The firm took a few days to authenticate the validity of the data following its discovery by an unnamed partner. The first authentication was done on 17th September.
“We are taking this matter very seriously. In this age of highly sophisticated information security threats and an estimated 17 billion cyber attacks around the world every day, Debt-IN is committed to doing all it can to protect clients’ information. We reiterate that we view this attack as the act of malicious cybercriminals. From the time this data breach was detected, our guiding principle has been to put our clients first, and we will continue to do so,” Debt-IN chief executive officer Mark Essey wrote in a statement.
Unfortunately the information leaked is not restricted to Debt-IN clients as Standard Bank has said some of its clients may be impacted by this breach as well.
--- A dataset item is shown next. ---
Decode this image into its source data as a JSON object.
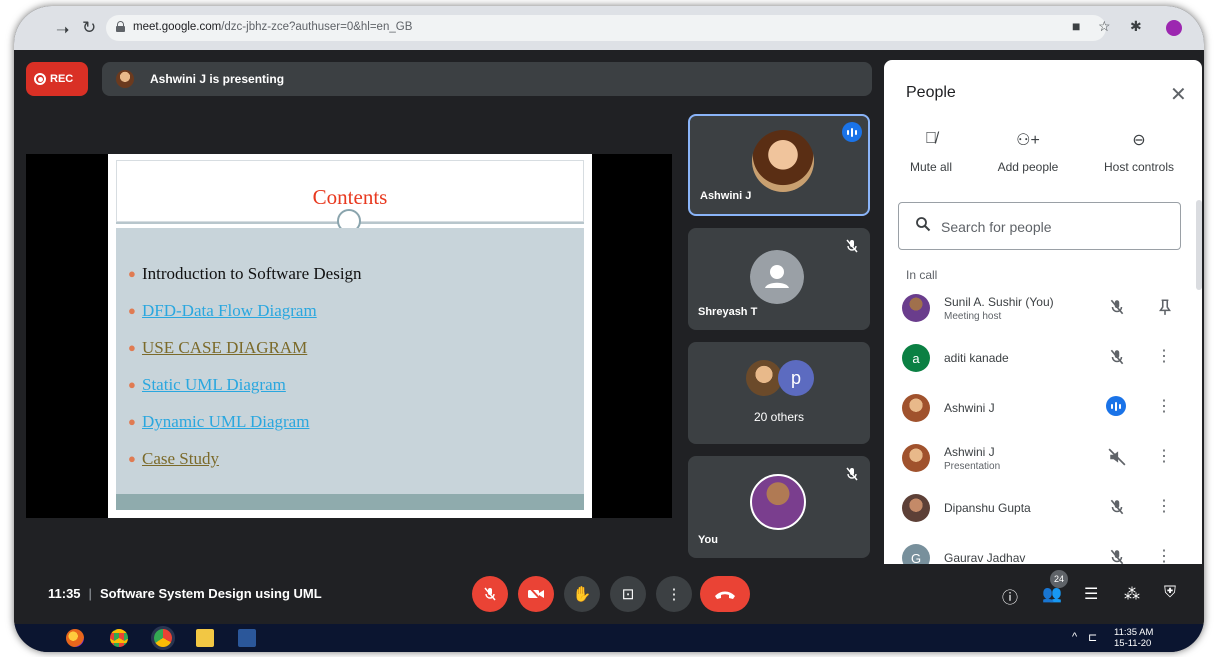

“Regrettably, the incident resulted in some of our clients’ information being obtained fraudulently. Your details may have been compromised. The information compromised includes clients’ account numbers, names, surnames, employer details, physical address, e-mail addresses, telephone numbers, debt amounts and balances and banking details,” Standard Bank said in an email to clients.
According to Debt-IN the following data was taken:
- Customer name
- Customer surname
- Customer contact details (email, mobile and landline)
- Customer ID numbers
- Customer account numbers
- Customer transactional data (balance owed, payment dates, payment amounts)
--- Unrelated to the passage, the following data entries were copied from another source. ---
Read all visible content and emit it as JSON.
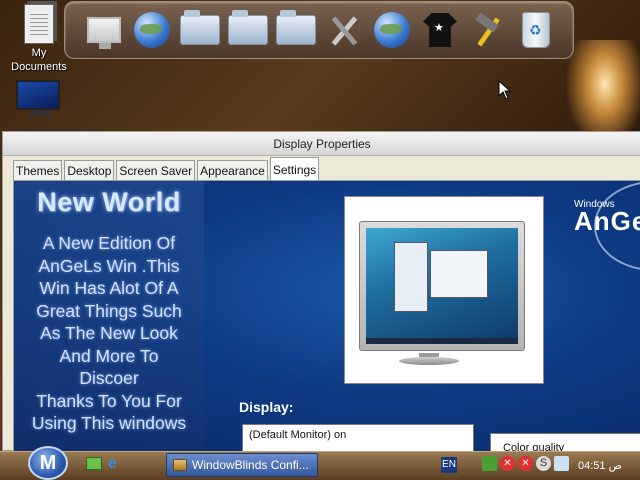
{
  "desktop": {
    "icons": [
      {
        "label": "My\nDocuments",
        "icon": "my-documents-icon"
      },
      {
        "label": "",
        "icon": "monitor-icon"
      }
    ]
  },
  "dock": {
    "items": [
      {
        "name": "my-computer",
        "icon": "computer-icon"
      },
      {
        "name": "internet",
        "icon": "globe-icon"
      },
      {
        "name": "documents-folder",
        "icon": "folder-icon"
      },
      {
        "name": "music-folder",
        "icon": "folder-icon"
      },
      {
        "name": "pictures-folder",
        "icon": "folder-icon"
      },
      {
        "name": "tools",
        "icon": "tools-icon"
      },
      {
        "name": "network",
        "icon": "globe-icon"
      },
      {
        "name": "themes",
        "icon": "tshirt-icon"
      },
      {
        "name": "settings",
        "icon": "hammer-icon"
      },
      {
        "name": "recycle-bin",
        "icon": "recycle-bin-icon"
      }
    ]
  },
  "window": {
    "title": "Display Properties",
    "tabs": [
      {
        "label": "Themes"
      },
      {
        "label": "Desktop"
      },
      {
        "label": "Screen Saver"
      },
      {
        "label": "Appearance"
      },
      {
        "label": "Settings",
        "active": true
      }
    ],
    "panel": {
      "heading": "New World",
      "lines": [
        "A New Edition Of",
        "AnGeLs Win .This",
        "Win Has Alot Of A",
        "Great Things Such",
        "As The New Look",
        "And More To",
        "Discoer",
        "Thanks To You  For",
        "Using This windows"
      ]
    },
    "brand": {
      "small": "Windows",
      "big": "AnGe"
    },
    "display_label": "Display:",
    "display_value": "(Default Monitor) on",
    "color_quality_label": "Color quality"
  },
  "taskbar": {
    "start_label": "M",
    "task_button": "WindowBlinds Confi...",
    "language": "EN",
    "clock": "04:51 ص"
  },
  "colors": {
    "accent_blue": "#0e3a84",
    "taskbar_brown": "#5a3e22"
  }
}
- Customer employer information (salary date, employer name, employer address).
Unfortunately, Africa Bank clients also appear to be affected by this breach according to a report from MyBroadband.
Debt-IN said that it is working with the regulator, law enforcement and its cybersecurity partners to investigate and resolve the issue. Concerned customers are asked to email compliance[at]debtin[dot]co[dot]za or call 0800 079 661.
This is incredibly bad for Debt-IN especially seeing as it took over six months for this breach to be detected and given that the only reason it was detected is because confidential data was discovered on the dark web.
We’re curious to see what the Information Regulator has to say about this matter although the Department of Justice and Constitutional Development is still dealing with its own cybersecurity woes.